Yearbook of International Environmental Law - Vol. 7

By Günther Handl; Jutta Brunnée et al. | Go to book overview

(f) Nature: Leghold Trapping

The issue relating to the ban on fur imports from countries using legholds remained unresolved (see Yearbook 1995, p. 568). At the beginning of 1996, the Commission proposed an amendment to Regulation 3254/91 that would have authorized negotiations with third countries to reach a solution. By year-end, these negotiations had still not been brought to a successful conclusion.
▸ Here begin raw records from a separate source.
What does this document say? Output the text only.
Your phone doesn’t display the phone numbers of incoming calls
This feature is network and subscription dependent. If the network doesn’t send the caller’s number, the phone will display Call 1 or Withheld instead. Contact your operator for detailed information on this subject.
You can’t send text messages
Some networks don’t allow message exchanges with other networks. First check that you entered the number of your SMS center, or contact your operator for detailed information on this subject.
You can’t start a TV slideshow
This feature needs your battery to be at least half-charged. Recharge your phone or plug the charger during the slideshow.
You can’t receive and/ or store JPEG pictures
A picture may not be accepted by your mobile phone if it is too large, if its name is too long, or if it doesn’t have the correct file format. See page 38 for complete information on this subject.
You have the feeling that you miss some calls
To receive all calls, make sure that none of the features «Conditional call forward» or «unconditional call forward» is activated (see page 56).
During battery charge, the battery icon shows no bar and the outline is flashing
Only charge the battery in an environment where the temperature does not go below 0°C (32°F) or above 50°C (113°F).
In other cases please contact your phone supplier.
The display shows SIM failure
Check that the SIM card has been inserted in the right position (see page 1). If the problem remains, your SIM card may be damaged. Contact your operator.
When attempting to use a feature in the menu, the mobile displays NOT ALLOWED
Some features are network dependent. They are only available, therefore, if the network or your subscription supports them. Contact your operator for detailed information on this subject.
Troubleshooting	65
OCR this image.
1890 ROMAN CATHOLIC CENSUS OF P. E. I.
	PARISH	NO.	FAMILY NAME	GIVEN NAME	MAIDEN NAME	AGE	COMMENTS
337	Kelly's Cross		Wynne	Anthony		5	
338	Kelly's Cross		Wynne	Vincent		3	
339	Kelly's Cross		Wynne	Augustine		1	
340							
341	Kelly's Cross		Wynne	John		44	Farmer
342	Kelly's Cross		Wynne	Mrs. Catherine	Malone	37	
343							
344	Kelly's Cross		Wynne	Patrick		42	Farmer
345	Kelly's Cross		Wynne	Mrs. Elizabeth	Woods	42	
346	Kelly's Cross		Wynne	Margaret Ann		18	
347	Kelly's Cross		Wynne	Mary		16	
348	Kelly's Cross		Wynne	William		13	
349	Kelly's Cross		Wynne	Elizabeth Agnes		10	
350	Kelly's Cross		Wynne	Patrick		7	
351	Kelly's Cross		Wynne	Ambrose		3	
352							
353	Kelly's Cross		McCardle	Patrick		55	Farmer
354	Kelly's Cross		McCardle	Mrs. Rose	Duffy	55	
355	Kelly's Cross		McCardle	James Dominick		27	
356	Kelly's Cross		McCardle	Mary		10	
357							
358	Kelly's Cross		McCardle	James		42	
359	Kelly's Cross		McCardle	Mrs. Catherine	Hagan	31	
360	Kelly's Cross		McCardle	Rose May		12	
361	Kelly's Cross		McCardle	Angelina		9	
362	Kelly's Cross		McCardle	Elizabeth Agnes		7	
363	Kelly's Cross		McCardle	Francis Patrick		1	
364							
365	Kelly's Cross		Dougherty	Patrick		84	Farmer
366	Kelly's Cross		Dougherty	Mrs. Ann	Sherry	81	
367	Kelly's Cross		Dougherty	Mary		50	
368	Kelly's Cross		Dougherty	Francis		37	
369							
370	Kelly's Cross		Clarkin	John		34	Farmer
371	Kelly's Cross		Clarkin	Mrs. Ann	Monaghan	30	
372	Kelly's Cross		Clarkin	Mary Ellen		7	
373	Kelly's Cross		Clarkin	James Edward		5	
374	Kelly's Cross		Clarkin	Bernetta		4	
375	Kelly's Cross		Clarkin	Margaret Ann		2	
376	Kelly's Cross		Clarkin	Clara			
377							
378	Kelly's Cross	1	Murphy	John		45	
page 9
The Netherlands began applying a ban on imports as of 1996, while other member states continued to take a wait-and-see attitude. At the same time, the ECJ rejected a request by an English importer of animals captured with legholds to defer the Regulation's application. The Court stated that the importer was aware of the possibility that such imports might become impermissible as of 1996, when the Regulation was adopted in 1991 (Case T 228/95 of 12 February).

Pascale Kromarek


4. INDIAN OCEAN COMMISSION

[Editors' Note: Since this is a first report on this organization, the present entry includes materials that predate 1996.]


(1) Introduction

The Indian Ocean Commission ("Commission de l'Océan Indien") is a regional governmental organisation of which the Comores, France/Réunion, Madagascar, Mauritius, and the Seychelles are members. The organisation was founded by Madagascar, Mauritius, and the Seychelles ( General Treaty of Cooperation Between the Member States of the Indian Ocean Commission, Treaty of Victoria of 10 January 1984). The Comores and France/Réunion joined in 1986 (Protocols of 7 January 1986).

Article 1 of the Treaty calls for cooperation in, inter alia, the fields of agriculture, marine fisheries, and the conservation of natural resources and ecosystems. In 1996, as indeed during the first decade of the Commission's existence as a whole, environmental protection, trade, tourism, meteorology, as well as fisheries were areas covered by comprehensive cooperative programmes, all of them funded by the European Union. In carrying out its functions, the Commission may adopt "implementation protocols" and take decisions that are binding on member states. The Commission may also adopt resolutions, declarations, recommendations and statements to achieve its objectives and to ensure the implementation of the Treaty and its Protocols (Article 9, para. 2 Treaty of Victoria).